Reenskar Wed 28-Oct-15 20:42:42

Sorry cross posts!

petalsandstars Wed 28-Oct-15 20:43:04

Definitely not fair for you to use all your annual leave to cover this.

anotherBadAvatar Wed 28-Oct-15 20:44:04

I don't think I'm being obstructive. I just want him to come up with an effective solution which doesn't involve all sacrificing to be done by me.

He was massively stressed this weekend as I was on call through work, which meant him looking after DD all of Fri pm/night, most of Sat and then all of Sun again. I was pretty fucking pissed off to be honest. He moans at having to shoulder all of the load for one weekend, but is quite happy to leave me to it for 6 weeks.

Jesus. So much respect for anyone doing this on their own. Just the thought of having to do this all for 6 weeks makes me baulk.

CalleighDoodle Wed 28-Oct-15 20:44:22

I domt think he is bu to want to do something that may benefit his career.

As your hours are cutrently compressed, could you un-compress them for those weeks so you could do drop off and pick ups?

Could he take your child with him mon-fri and her go to a nursery there?

CalleighDoodle Wed 28-Oct-15 20:45:32

Xp with your last post. Er, if he isnt willing to do a weekend id be not heloing him in the slightest. But that doesnt sound like a good marriage...

Fluffy24 Wed 28-Oct-15 20:45:39

I'd be wary of using your leave for childcare unless he also does the same.

It's tough when you're tired, can't take any more leave, but you see OH still had his leave left - I'd def avoid that as it causes tension at least exactly the wrong time.

Could you use leave as he suggests but only on the proviso that he then uses the same amount of leave to give you a break at another time?

I don't think YABU to say he can't do it, but will you feel bad about it at some point later?
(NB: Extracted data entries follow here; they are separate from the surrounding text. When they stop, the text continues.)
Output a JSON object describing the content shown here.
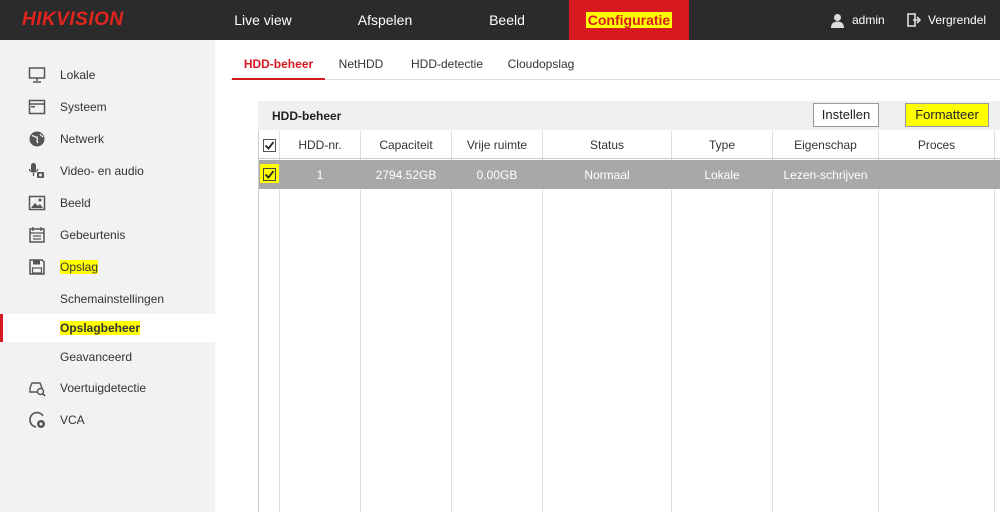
{
  "brand": "HIKVISION",
  "nav": {
    "live_view": "Live view",
    "playback": "Afspelen",
    "image": "Beeld",
    "config": "Configuratie",
    "user": "admin",
    "logout": "Vergrendel"
  },
  "sidebar": {
    "items": [
      {
        "label": "Lokale",
        "icon": "monitor-icon"
      },
      {
        "label": "Systeem",
        "icon": "window-icon"
      },
      {
        "label": "Netwerk",
        "icon": "globe-icon"
      },
      {
        "label": "Video- en audio",
        "icon": "microphone-icon"
      },
      {
        "label": "Beeld",
        "icon": "image-icon"
      },
      {
        "label": "Gebeurtenis",
        "icon": "calendar-icon"
      },
      {
        "label": "Opslag",
        "icon": "floppy-icon"
      }
    ],
    "sub_items": [
      {
        "label": "Schemainstellingen"
      },
      {
        "label": "Opslagbeheer"
      },
      {
        "label": "Geavanceerd"
      }
    ],
    "more_items": [
      {
        "label": "Voertuigdetectie",
        "icon": "vehicle-search-icon"
      },
      {
        "label": "VCA",
        "icon": "vca-icon"
      }
    ]
  },
  "tabs": [
    "HDD-beheer",
    "NetHDD",
    "HDD-detectie",
    "Cloudopslag"
  ],
  "panel": {
    "title": "HDD-beheer",
    "set_button": "Instellen",
    "format_button": "Formatteer"
  },
  "table": {
    "headers": [
      "HDD-nr.",
      "Capaciteit",
      "Vrije ruimte",
      "Status",
      "Type",
      "Eigenschap",
      "Proces"
    ],
    "rows": [
      {
        "checked": true,
        "cells": [
          "1",
          "2794.52GB",
          "0.00GB",
          "Normaal",
          "Lokale",
          "Lezen-schrijven",
          ""
        ]
      }
    ]
  },
  "colors": {
    "accent": "#d71920",
    "highlight": "#ffff00",
    "topbar": "#2b2b2b",
    "sidebar": "#f2f2f2",
    "selected_row": "#a8a8a8"
  }
}
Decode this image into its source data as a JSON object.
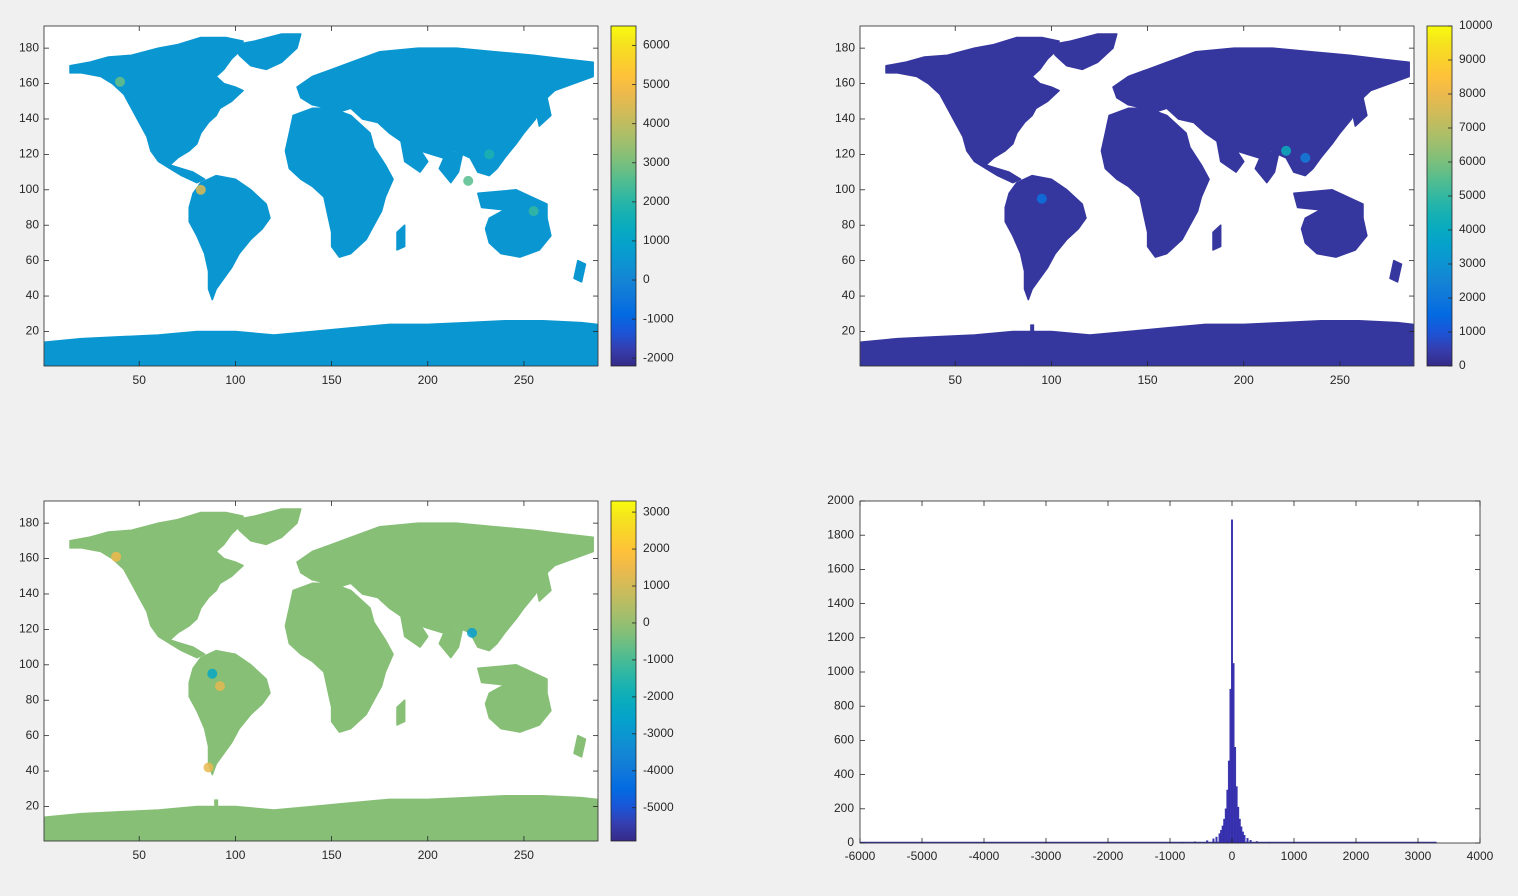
{
  "chart_data": [
    {
      "type": "heatmap",
      "panel": "top-left",
      "xlim": [
        0.5,
        288.5
      ],
      "ylim": [
        0.5,
        192.5
      ],
      "x_ticks": [
        50,
        100,
        150,
        200,
        250
      ],
      "y_ticks": [
        20,
        40,
        60,
        80,
        100,
        120,
        140,
        160,
        180
      ],
      "colorbar": {
        "limits": [
          -2200,
          6500
        ],
        "ticks": [
          -2000,
          -1000,
          0,
          1000,
          2000,
          3000,
          4000,
          5000,
          6000
        ]
      },
      "land_base_value": 500,
      "highlights": [
        {
          "x": 82,
          "y": 100,
          "value": 4500
        },
        {
          "x": 40,
          "y": 161,
          "value": 2800
        },
        {
          "x": 221,
          "y": 105,
          "value": 2600
        },
        {
          "x": 255,
          "y": 88,
          "value": 2200
        },
        {
          "x": 232,
          "y": 120,
          "value": 1800
        }
      ]
    },
    {
      "type": "heatmap",
      "panel": "top-right",
      "xlim": [
        0.5,
        288.5
      ],
      "ylim": [
        0.5,
        192.5
      ],
      "x_ticks": [
        50,
        100,
        150,
        200,
        250
      ],
      "y_ticks": [
        20,
        40,
        60,
        80,
        100,
        120,
        140,
        160,
        180
      ],
      "colorbar": {
        "limits": [
          0,
          10000
        ],
        "ticks": [
          0,
          1000,
          2000,
          3000,
          4000,
          5000,
          6000,
          7000,
          8000,
          9000,
          10000
        ]
      },
      "land_base_value": 300,
      "highlights": [
        {
          "x": 95,
          "y": 95,
          "value": 1800
        },
        {
          "x": 222,
          "y": 122,
          "value": 4200
        },
        {
          "x": 232,
          "y": 118,
          "value": 2200
        }
      ]
    },
    {
      "type": "heatmap",
      "panel": "bottom-left",
      "xlim": [
        0.5,
        288.5
      ],
      "ylim": [
        0.5,
        192.5
      ],
      "x_ticks": [
        50,
        100,
        150,
        200,
        250
      ],
      "y_ticks": [
        20,
        40,
        60,
        80,
        100,
        120,
        140,
        160,
        180
      ],
      "colorbar": {
        "limits": [
          -5900,
          3300
        ],
        "ticks": [
          -5000,
          -4000,
          -3000,
          -2000,
          -1000,
          0,
          1000,
          2000,
          3000
        ]
      },
      "land_base_value": -200,
      "highlights": [
        {
          "x": 88,
          "y": 95,
          "value": -2300
        },
        {
          "x": 92,
          "y": 88,
          "value": 1300
        },
        {
          "x": 38,
          "y": 161,
          "value": 1500
        },
        {
          "x": 223,
          "y": 118,
          "value": -2800
        },
        {
          "x": 86,
          "y": 42,
          "value": 1400
        }
      ]
    },
    {
      "type": "bar",
      "panel": "bottom-right",
      "xlim": [
        -6000,
        4000
      ],
      "ylim": [
        0,
        2000
      ],
      "x_ticks": [
        -6000,
        -5000,
        -4000,
        -3000,
        -2000,
        -1000,
        0,
        1000,
        2000,
        3000,
        4000
      ],
      "y_ticks": [
        0,
        200,
        400,
        600,
        800,
        1000,
        1200,
        1400,
        1600,
        1800,
        2000
      ],
      "bin_width": 25,
      "bins": [
        {
          "x": -1000,
          "value": 2
        },
        {
          "x": -800,
          "value": 4
        },
        {
          "x": -600,
          "value": 7
        },
        {
          "x": -400,
          "value": 14
        },
        {
          "x": -300,
          "value": 25
        },
        {
          "x": -250,
          "value": 35
        },
        {
          "x": -200,
          "value": 55
        },
        {
          "x": -175,
          "value": 75
        },
        {
          "x": -150,
          "value": 100
        },
        {
          "x": -125,
          "value": 140
        },
        {
          "x": -100,
          "value": 200
        },
        {
          "x": -75,
          "value": 310
        },
        {
          "x": -50,
          "value": 480
        },
        {
          "x": -25,
          "value": 900
        },
        {
          "x": 0,
          "value": 1890
        },
        {
          "x": 25,
          "value": 1050
        },
        {
          "x": 50,
          "value": 560
        },
        {
          "x": 75,
          "value": 330
        },
        {
          "x": 100,
          "value": 210
        },
        {
          "x": 125,
          "value": 140
        },
        {
          "x": 150,
          "value": 95
        },
        {
          "x": 175,
          "value": 65
        },
        {
          "x": 200,
          "value": 45
        },
        {
          "x": 250,
          "value": 28
        },
        {
          "x": 300,
          "value": 16
        },
        {
          "x": 400,
          "value": 9
        },
        {
          "x": 600,
          "value": 4
        },
        {
          "x": 1000,
          "value": 2
        }
      ]
    }
  ]
}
CalleighDoodle Wed 28-Oct-15 20:46:49

6 week placement au pair?

Or oermenant au pair and throw his demanding selfish arse out?

AnyFucker Wed 28-Oct-15 20:47:19

I would be even less inclined to make sacrifices if it was clear he would never reciprocate, and makes a bloody meal out of routine stuff like when you were on call

LaurieMarlow Wed 28-Oct-15 20:47:47

I agree with PurplePoodle. Sounds like a great opportunity for his personal development and you should be trying to accommodate him if possible - though obviously he should be taking the lead in finding solutions to the pick up issues and so on.

anotherBadAvatar Wed 28-Oct-15 20:49:02

We are in a more privileged position than some, already have dog walker and cleaner, so those bases are covered.

Trying not to drip feed, but I will occasionally have to be on call in the week as well. Obviously will not be able to do this for the duration he is away. Don't know how work will react to this. I've only been in this job for 1.5 months since I went back off maternity leave (interviewed for it when I was off work). Not going to look great when I go asking for loads of time off next year.

anotherBadAvatar Wed 28-Oct-15 20:53:10

CalleighDoodle Trust me, it's a good marriage! We're very happy (most of the time grin) This has become a bit of an elephant in the room at the moment. He does well with DD, but finds doing everything stressful (as we all do at times). He quite happily picks up the slack and has done so much to facilitate me getting this job that I almost feel like I "owe him one" since I know he doesn't like the role he's in right now and is looking for a change in the future.